Another area that Schaefer regularly turns to is using the professorship funding to hire and retain graduate students to assist in research. He prefers to take on just one or two students each year in order to closely follow their projects and offer guidance and expertise.
The Department of Energy funding is normally enough for him to pay his students for part-time research throughout an academic year. They can also get paid to teach part-time and get experience in both aspects.
The annual federal funding tends to run out during the summer, though, which is also the time most graduate students should be devoting full-time to their research. If not, graduation timelines can be stretched.

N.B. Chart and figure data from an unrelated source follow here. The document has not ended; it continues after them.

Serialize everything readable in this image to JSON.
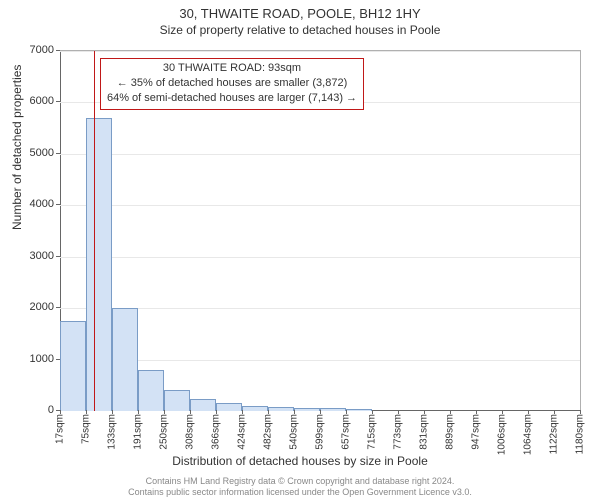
{
  "chart": {
    "type": "histogram",
    "title_line1": "30, THWAITE ROAD, POOLE, BH12 1HY",
    "title_line2": "Size of property relative to detached houses in Poole",
    "xlabel": "Distribution of detached houses by size in Poole",
    "ylabel": "Number of detached properties",
    "background_color": "#ffffff",
    "grid_color": "#e8e8e8",
    "axis_color": "#666666",
    "bar_fill": "#d3e2f5",
    "bar_stroke": "#7a9cc6",
    "marker_color": "#c01818",
    "callout_border": "#c01818",
    "ylim": [
      0,
      7000
    ],
    "ytick_step": 1000,
    "xtick_labels": [
      "17sqm",
      "75sqm",
      "133sqm",
      "191sqm",
      "250sqm",
      "308sqm",
      "366sqm",
      "424sqm",
      "482sqm",
      "540sqm",
      "599sqm",
      "657sqm",
      "715sqm",
      "773sqm",
      "831sqm",
      "889sqm",
      "947sqm",
      "1006sqm",
      "1064sqm",
      "1122sqm",
      "1180sqm"
    ],
    "values": [
      1750,
      5700,
      2000,
      790,
      400,
      230,
      150,
      100,
      70,
      60,
      50,
      40,
      0,
      0,
      0,
      0,
      0,
      0,
      0,
      0
    ],
    "marker_value_sqm": 93,
    "x_min_sqm": 17,
    "x_max_sqm": 1180,
    "callout": {
      "line1": "30 THWAITE ROAD: 93sqm",
      "line2": "← 35% of detached houses are smaller (3,872)",
      "line3": "64% of semi-detached houses are larger (7,143) →"
    },
    "footer_line1": "Contains HM Land Registry data © Crown copyright and database right 2024.",
    "footer_line2": "Contains public sector information licensed under the Open Government Licence v3.0.",
    "title_fontsize": 13,
    "label_fontsize": 12,
    "tick_fontsize": 11,
    "footer_fontsize": 9
  }
}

“The time it takes students to graduate has slowly drifted up over the years, and that is something that we really, really wish to avoid,” Schaefer said. “We don’t want to have graduate students spend five, six, seven years to graduate. It’s not good on many levels. At least we want to make sure it’s not [due to a lack of] money. We can pick them up full-time where they don’t feel like they have to earn some extra money and it slows them down even further or they have to take out loans. We really, really want to avoid that.”
Finally, Schaefer recognizes distinguished professorships like his have the potential to attract top university academic talent to NC State and retain them. The afforded flexibility and license for creativity can be a powerful force in faculty choosing between universities.

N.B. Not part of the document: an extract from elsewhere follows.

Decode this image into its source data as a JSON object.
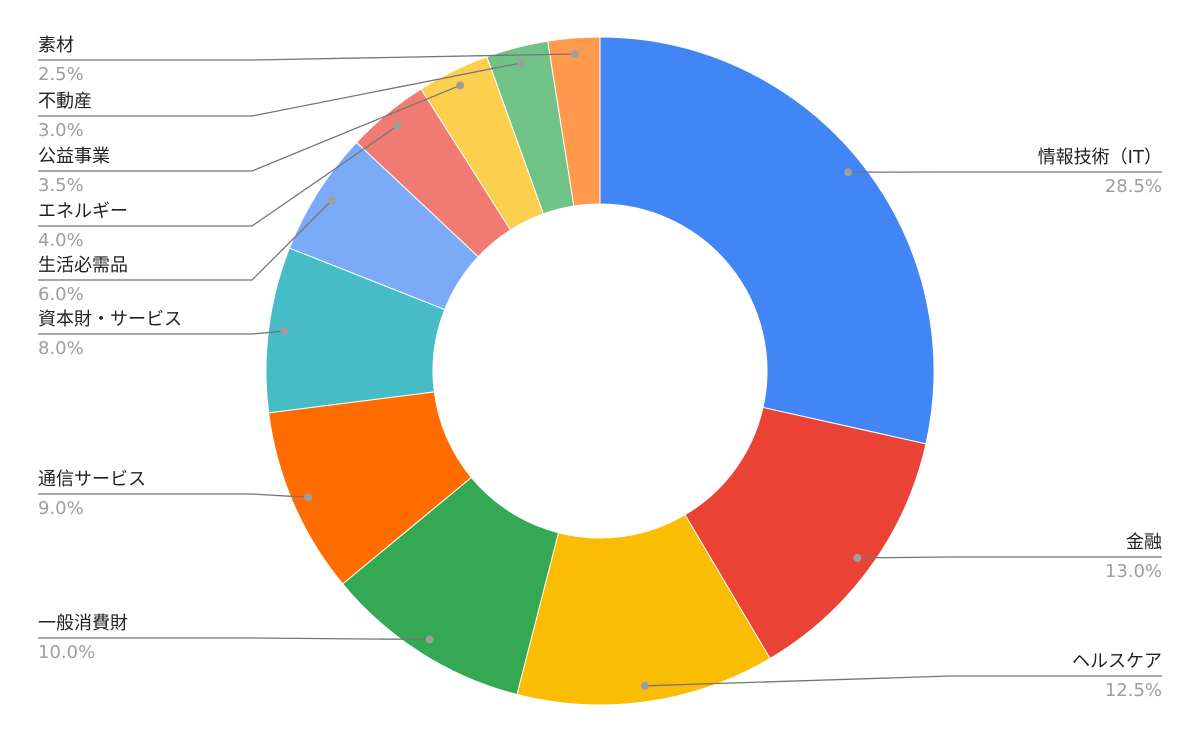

“If there’s something you really want to do — you’d like to have a small meeting with colleagues, you’d like to start a new research project and you need just a little bit of computing — that kind of flexibility, it’s really hard to get,” Schaefer said. “So just that little bit of extra money is super useful. I think if we can offer that to somebody who comes in, I think it is attractive.”
The flexibility certainly has been for Schaefer. And beyond that, this professorship — and its namesake — has inspired him to think about what legacy he would like to leave behind himself.
“It means something to me and it’s a responsibility that you would like to have the same impact on your students,” he said.